Days 237 & 238: Passing through Melbourne

We got up very early to catch the train to Melbourne.  The best thing in Australia (and the US) is the ability to check your luggage.  The most strikingly different thing is the ambiance.  It is a lot more fun here.  Our train trip started with someone on the intercom reminding us of all the things that would get us thrown off the train (e.g. smoking in the toilets).  By the time they had finished, I knew three or four things not to do that I had never thought of before, but just in case I was short of inspiration, the train staff were cheerfully full of entertaining anecdotes of things people had done on their various watches.  It was a long journey, and by the time we were two thirds of the way through, the denizens of Car F, in particular, were getting bored.  They had already set off the smoke alarm in their toilet, and had taken to pulling the carriage handbrake as we left the station to see what would happen.  They were probably putting their feet on the chairs too, for which there is a fine.

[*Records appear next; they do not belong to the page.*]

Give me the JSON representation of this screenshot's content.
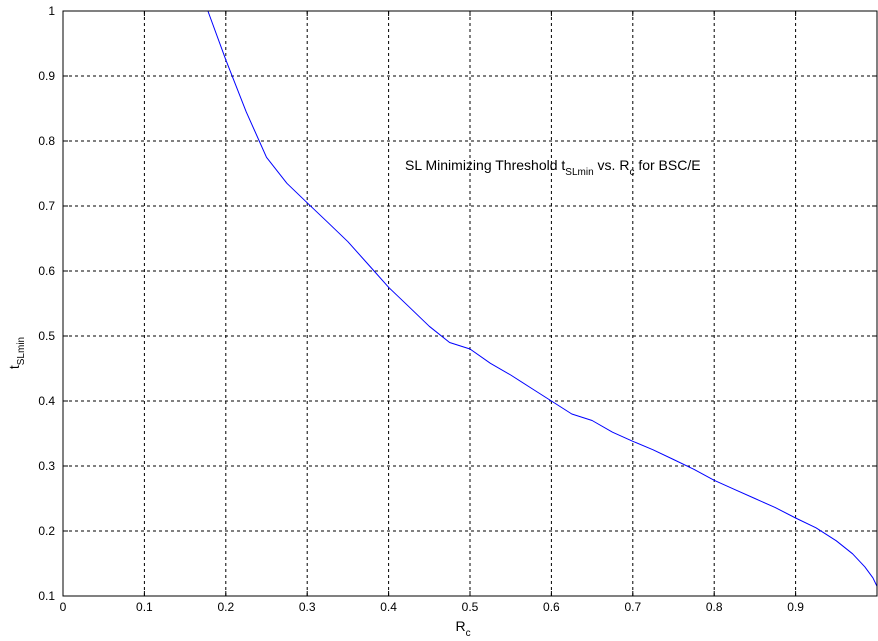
{
  "chart_data": {
    "type": "line",
    "title": "",
    "annotation": {
      "prefix": "SL Minimizing Threshold t",
      "prefix_sub": "SLmin",
      "middle": " vs. R",
      "middle_sub": "c",
      "suffix": " for BSC/E"
    },
    "xlabel": "R",
    "xlabel_sub": "c",
    "ylabel": "t",
    "ylabel_sub": "SLmin",
    "xlim": [
      0,
      1
    ],
    "ylim": [
      0.1,
      1
    ],
    "xticks": [
      0,
      0.1,
      0.2,
      0.3,
      0.4,
      0.5,
      0.6,
      0.7,
      0.8,
      0.9
    ],
    "xtick_labels": [
      "0",
      "0.1",
      "0.2",
      "0.3",
      "0.4",
      "0.5",
      "0.6",
      "0.7",
      "0.8",
      "0.9"
    ],
    "yticks": [
      0.1,
      0.2,
      0.3,
      0.4,
      0.5,
      0.6,
      0.7,
      0.8,
      0.9,
      1
    ],
    "ytick_labels": [
      "0.1",
      "0.2",
      "0.3",
      "0.4",
      "0.5",
      "0.6",
      "0.7",
      "0.8",
      "0.9",
      "1"
    ],
    "grid": true,
    "colors": {
      "line": "#0000ff",
      "grid": "#000000",
      "axes": "#000000"
    },
    "series": [
      {
        "x": [
          0,
          0.05,
          0.1,
          0.15,
          0.178,
          0.2,
          0.225,
          0.25,
          0.275,
          0.3,
          0.325,
          0.35,
          0.375,
          0.4,
          0.425,
          0.45,
          0.475,
          0.5,
          0.525,
          0.55,
          0.575,
          0.6,
          0.625,
          0.65,
          0.675,
          0.7,
          0.725,
          0.75,
          0.775,
          0.8,
          0.825,
          0.85,
          0.875,
          0.9,
          0.925,
          0.95,
          0.97,
          0.985,
          0.995,
          1.0
        ],
        "y": [
          1,
          1,
          1,
          1,
          1,
          0.925,
          0.845,
          0.775,
          0.735,
          0.705,
          0.675,
          0.645,
          0.61,
          0.575,
          0.545,
          0.515,
          0.49,
          0.48,
          0.458,
          0.44,
          0.42,
          0.4,
          0.38,
          0.37,
          0.352,
          0.338,
          0.325,
          0.31,
          0.295,
          0.278,
          0.264,
          0.25,
          0.236,
          0.22,
          0.205,
          0.185,
          0.165,
          0.145,
          0.128,
          0.115
        ]
      }
    ]
  }
}
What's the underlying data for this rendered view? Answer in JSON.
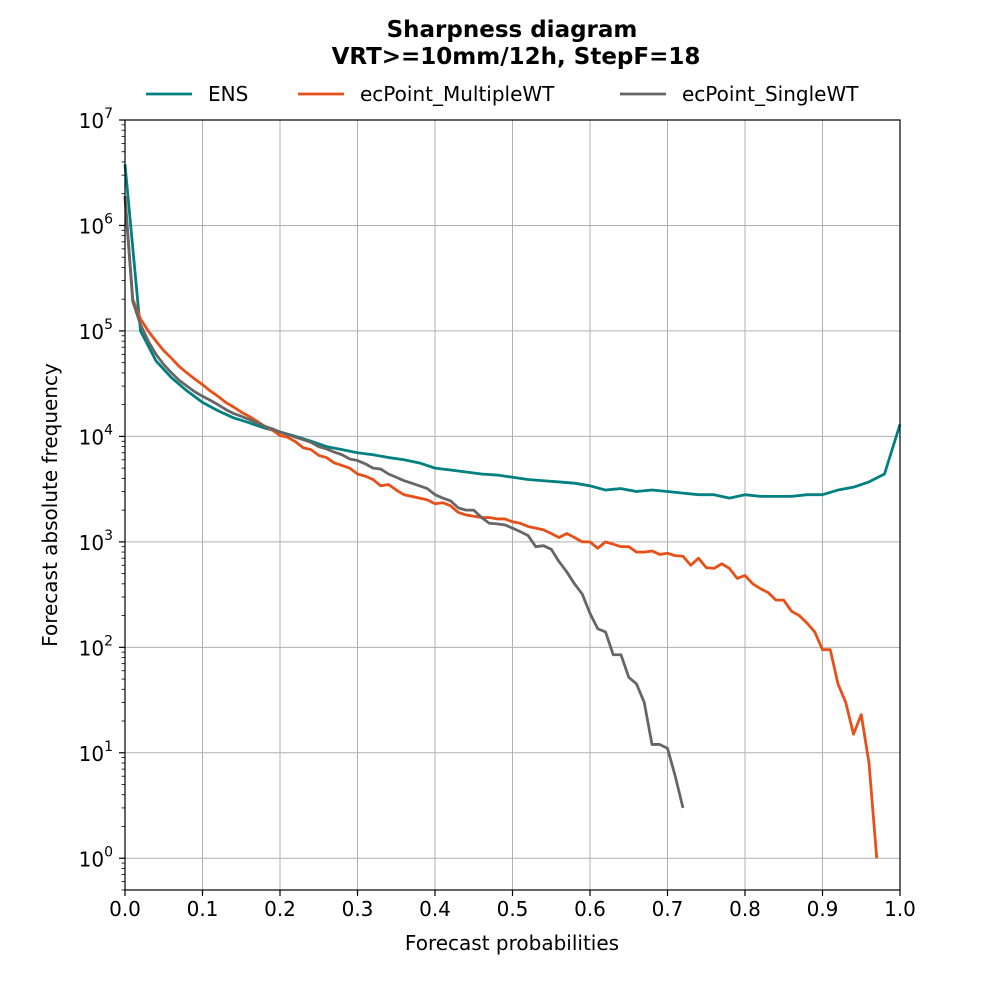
{
  "chart_data": {
    "type": "line",
    "title": "Sharpness diagram",
    "subtitle": "VRT>=10mm/12h, StepF=18",
    "xlabel": "Forecast probabilities",
    "ylabel": "Forecast absolute frequency",
    "xlim": [
      0,
      1
    ],
    "ylim": [
      0.5,
      10000000
    ],
    "yscale": "log",
    "grid": true,
    "legend_position": "top-center",
    "x_ticks": [
      {
        "value": 0.0,
        "label": "0.0"
      },
      {
        "value": 0.1,
        "label": "0.1"
      },
      {
        "value": 0.2,
        "label": "0.2"
      },
      {
        "value": 0.3,
        "label": "0.3"
      },
      {
        "value": 0.4,
        "label": "0.4"
      },
      {
        "value": 0.5,
        "label": "0.5"
      },
      {
        "value": 0.6,
        "label": "0.6"
      },
      {
        "value": 0.7,
        "label": "0.7"
      },
      {
        "value": 0.8,
        "label": "0.8"
      },
      {
        "value": 0.9,
        "label": "0.9"
      },
      {
        "value": 1.0,
        "label": "1.0"
      }
    ],
    "y_ticks": [
      {
        "value": 1,
        "base": "10",
        "exp": "0"
      },
      {
        "value": 10,
        "base": "10",
        "exp": "1"
      },
      {
        "value": 100,
        "base": "10",
        "exp": "2"
      },
      {
        "value": 1000,
        "base": "10",
        "exp": "3"
      },
      {
        "value": 10000,
        "base": "10",
        "exp": "4"
      },
      {
        "value": 100000,
        "base": "10",
        "exp": "5"
      },
      {
        "value": 1000000,
        "base": "10",
        "exp": "6"
      },
      {
        "value": 10000000,
        "base": "10",
        "exp": "7"
      }
    ],
    "series": [
      {
        "name": "ENS",
        "color": "#008080",
        "points": [
          [
            0.0,
            3800000
          ],
          [
            0.02,
            100000
          ],
          [
            0.04,
            52000
          ],
          [
            0.06,
            36000
          ],
          [
            0.08,
            27000
          ],
          [
            0.1,
            21000
          ],
          [
            0.12,
            17500
          ],
          [
            0.14,
            15000
          ],
          [
            0.16,
            13500
          ],
          [
            0.18,
            12000
          ],
          [
            0.2,
            11000
          ],
          [
            0.22,
            10000
          ],
          [
            0.24,
            9000
          ],
          [
            0.26,
            8000
          ],
          [
            0.28,
            7500
          ],
          [
            0.3,
            7000
          ],
          [
            0.32,
            6700
          ],
          [
            0.34,
            6300
          ],
          [
            0.36,
            6000
          ],
          [
            0.38,
            5600
          ],
          [
            0.4,
            5000
          ],
          [
            0.42,
            4800
          ],
          [
            0.44,
            4600
          ],
          [
            0.46,
            4400
          ],
          [
            0.48,
            4300
          ],
          [
            0.5,
            4100
          ],
          [
            0.52,
            3900
          ],
          [
            0.54,
            3800
          ],
          [
            0.56,
            3700
          ],
          [
            0.58,
            3600
          ],
          [
            0.6,
            3400
          ],
          [
            0.62,
            3100
          ],
          [
            0.64,
            3200
          ],
          [
            0.66,
            3000
          ],
          [
            0.68,
            3100
          ],
          [
            0.7,
            3000
          ],
          [
            0.72,
            2900
          ],
          [
            0.74,
            2800
          ],
          [
            0.76,
            2800
          ],
          [
            0.78,
            2600
          ],
          [
            0.8,
            2800
          ],
          [
            0.82,
            2700
          ],
          [
            0.84,
            2700
          ],
          [
            0.86,
            2700
          ],
          [
            0.88,
            2800
          ],
          [
            0.9,
            2800
          ],
          [
            0.92,
            3100
          ],
          [
            0.94,
            3300
          ],
          [
            0.96,
            3700
          ],
          [
            0.98,
            4400
          ],
          [
            1.0,
            13000
          ]
        ]
      },
      {
        "name": "ecPoint_MultipleWT",
        "color": "#e8501a",
        "points": [
          [
            0.0,
            1800000
          ],
          [
            0.01,
            200000
          ],
          [
            0.02,
            130000
          ],
          [
            0.03,
            100000
          ],
          [
            0.04,
            80000
          ],
          [
            0.05,
            65000
          ],
          [
            0.06,
            55000
          ],
          [
            0.07,
            46000
          ],
          [
            0.08,
            40000
          ],
          [
            0.09,
            35000
          ],
          [
            0.1,
            31000
          ],
          [
            0.11,
            27000
          ],
          [
            0.12,
            24000
          ],
          [
            0.13,
            21000
          ],
          [
            0.14,
            19000
          ],
          [
            0.15,
            17000
          ],
          [
            0.16,
            15500
          ],
          [
            0.17,
            14000
          ],
          [
            0.18,
            12500
          ],
          [
            0.19,
            11500
          ],
          [
            0.2,
            10200
          ],
          [
            0.21,
            9800
          ],
          [
            0.22,
            8900
          ],
          [
            0.23,
            7800
          ],
          [
            0.24,
            7500
          ],
          [
            0.25,
            6600
          ],
          [
            0.26,
            6300
          ],
          [
            0.27,
            5600
          ],
          [
            0.28,
            5300
          ],
          [
            0.29,
            5000
          ],
          [
            0.3,
            4400
          ],
          [
            0.31,
            4200
          ],
          [
            0.32,
            3900
          ],
          [
            0.33,
            3400
          ],
          [
            0.34,
            3500
          ],
          [
            0.35,
            3100
          ],
          [
            0.36,
            2800
          ],
          [
            0.37,
            2700
          ],
          [
            0.38,
            2600
          ],
          [
            0.39,
            2500
          ],
          [
            0.4,
            2300
          ],
          [
            0.41,
            2350
          ],
          [
            0.42,
            2200
          ],
          [
            0.43,
            1900
          ],
          [
            0.44,
            1800
          ],
          [
            0.45,
            1750
          ],
          [
            0.46,
            1700
          ],
          [
            0.47,
            1700
          ],
          [
            0.48,
            1650
          ],
          [
            0.49,
            1650
          ],
          [
            0.5,
            1550
          ],
          [
            0.51,
            1500
          ],
          [
            0.52,
            1400
          ],
          [
            0.53,
            1350
          ],
          [
            0.54,
            1300
          ],
          [
            0.55,
            1200
          ],
          [
            0.56,
            1100
          ],
          [
            0.57,
            1200
          ],
          [
            0.58,
            1100
          ],
          [
            0.59,
            1000
          ],
          [
            0.6,
            1000
          ],
          [
            0.61,
            870
          ],
          [
            0.62,
            1000
          ],
          [
            0.63,
            950
          ],
          [
            0.64,
            900
          ],
          [
            0.65,
            900
          ],
          [
            0.66,
            800
          ],
          [
            0.67,
            800
          ],
          [
            0.68,
            820
          ],
          [
            0.69,
            760
          ],
          [
            0.7,
            780
          ],
          [
            0.71,
            740
          ],
          [
            0.72,
            730
          ],
          [
            0.73,
            600
          ],
          [
            0.74,
            700
          ],
          [
            0.75,
            570
          ],
          [
            0.76,
            560
          ],
          [
            0.77,
            620
          ],
          [
            0.78,
            560
          ],
          [
            0.79,
            450
          ],
          [
            0.8,
            480
          ],
          [
            0.81,
            400
          ],
          [
            0.82,
            360
          ],
          [
            0.83,
            330
          ],
          [
            0.84,
            280
          ],
          [
            0.85,
            280
          ],
          [
            0.86,
            220
          ],
          [
            0.87,
            200
          ],
          [
            0.88,
            170
          ],
          [
            0.89,
            140
          ],
          [
            0.9,
            95
          ],
          [
            0.91,
            95
          ],
          [
            0.92,
            45
          ],
          [
            0.93,
            30
          ],
          [
            0.94,
            15
          ],
          [
            0.95,
            23
          ],
          [
            0.96,
            8
          ],
          [
            0.97,
            1
          ]
        ]
      },
      {
        "name": "ecPoint_SingleWT",
        "color": "#666666",
        "points": [
          [
            0.0,
            1900000
          ],
          [
            0.01,
            190000
          ],
          [
            0.02,
            115000
          ],
          [
            0.03,
            80000
          ],
          [
            0.04,
            60000
          ],
          [
            0.05,
            48000
          ],
          [
            0.06,
            40000
          ],
          [
            0.07,
            34000
          ],
          [
            0.08,
            30000
          ],
          [
            0.09,
            26500
          ],
          [
            0.1,
            24000
          ],
          [
            0.11,
            22000
          ],
          [
            0.12,
            20000
          ],
          [
            0.13,
            18000
          ],
          [
            0.14,
            16500
          ],
          [
            0.15,
            15500
          ],
          [
            0.16,
            14500
          ],
          [
            0.17,
            13500
          ],
          [
            0.18,
            12500
          ],
          [
            0.19,
            11800
          ],
          [
            0.2,
            11000
          ],
          [
            0.21,
            10400
          ],
          [
            0.22,
            9800
          ],
          [
            0.23,
            9300
          ],
          [
            0.24,
            8800
          ],
          [
            0.25,
            8000
          ],
          [
            0.26,
            7600
          ],
          [
            0.27,
            7100
          ],
          [
            0.28,
            6700
          ],
          [
            0.29,
            6100
          ],
          [
            0.3,
            5900
          ],
          [
            0.31,
            5500
          ],
          [
            0.32,
            5000
          ],
          [
            0.33,
            4900
          ],
          [
            0.34,
            4400
          ],
          [
            0.35,
            4100
          ],
          [
            0.36,
            3800
          ],
          [
            0.37,
            3600
          ],
          [
            0.38,
            3400
          ],
          [
            0.39,
            3200
          ],
          [
            0.4,
            2800
          ],
          [
            0.41,
            2600
          ],
          [
            0.42,
            2450
          ],
          [
            0.43,
            2100
          ],
          [
            0.44,
            2000
          ],
          [
            0.45,
            2000
          ],
          [
            0.46,
            1700
          ],
          [
            0.47,
            1500
          ],
          [
            0.48,
            1480
          ],
          [
            0.49,
            1450
          ],
          [
            0.5,
            1350
          ],
          [
            0.51,
            1250
          ],
          [
            0.52,
            1150
          ],
          [
            0.53,
            900
          ],
          [
            0.54,
            920
          ],
          [
            0.55,
            850
          ],
          [
            0.56,
            650
          ],
          [
            0.57,
            520
          ],
          [
            0.58,
            400
          ],
          [
            0.59,
            320
          ],
          [
            0.6,
            210
          ],
          [
            0.61,
            150
          ],
          [
            0.62,
            140
          ],
          [
            0.63,
            85
          ],
          [
            0.64,
            85
          ],
          [
            0.65,
            52
          ],
          [
            0.66,
            45
          ],
          [
            0.67,
            30
          ],
          [
            0.68,
            12
          ],
          [
            0.69,
            12
          ],
          [
            0.7,
            11
          ],
          [
            0.71,
            6
          ],
          [
            0.72,
            3
          ]
        ]
      }
    ]
  }
}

Unfortunately, or perhaps fortunately, the train trip was soon to end. A freight train had derailed the night before somewhere ahead and we couldn't get past.  We all got off at some little station somewhere, collected our luggage and piled into coaches.  The coach driver told us a couple more amusing anecdotes about people doing stuff they shouldn't then decided to put the procedure on automatic so he could concentrate on driving.  He played us a video called the Birdsville Track which is an ancient documentary about a guy who did the mail run across the Australian outback. It is full to the brim of things one shouldn't do.  By the time it was done, Mike was looking at Julia's maps, to see if the Birdsville Track still exists and whether he can do it and get into some entertaining form of trouble on the way. 

By the time we got to Melbourne at 8pm, our main consideration was to find food, so we tried asking the locals until we found a couple who are practically my brother's next door neighbours (they live within 10 miles of him).  They knew where there was a whole street of restaurants with outdoor seating.  These restaurants compete with each other fiercely so we got four meals and four drinks for the price of three meals, and considered the place blissfully cheaper than Sydney.

Even though Melbourne has paid tourist information people hanging out in the streets, we ran into the same couple as last night, who told us that the tourist hop-on-hop-off bus would take us all over the town centre for nothing, and so will the circular tram.  We got to see over the whole city in the morning and got off at the Royal Botanical Gardens for the afternoon.  Melbourne is lovely, very much like a European city (continental Europe).

We made it to the docks by about 5.30 to catch our ferry to Tasmania and found it very civilized.  They checked our luggage, made sure we weren't trying to import fruit or fish across the Tasmanian sea and let us into our very nice cabins - not quite as fancy as on the Zaandam, but still pleasant.  I was surprised that we weren't given a list of things not to do again, but the safety video was pretty hilarious.  We had a nice meal, in which Mike tried to fit all he could eat for 16 AUD on to a fairly small plate and went to bed.  As we exited the bottleneck of the bay that contains Melbourne into the real sea, lightning began flashing all around us so we fell asleep to a nice familiar pitching and rolling and thought of Julia who has a tendency to think she might get seasick.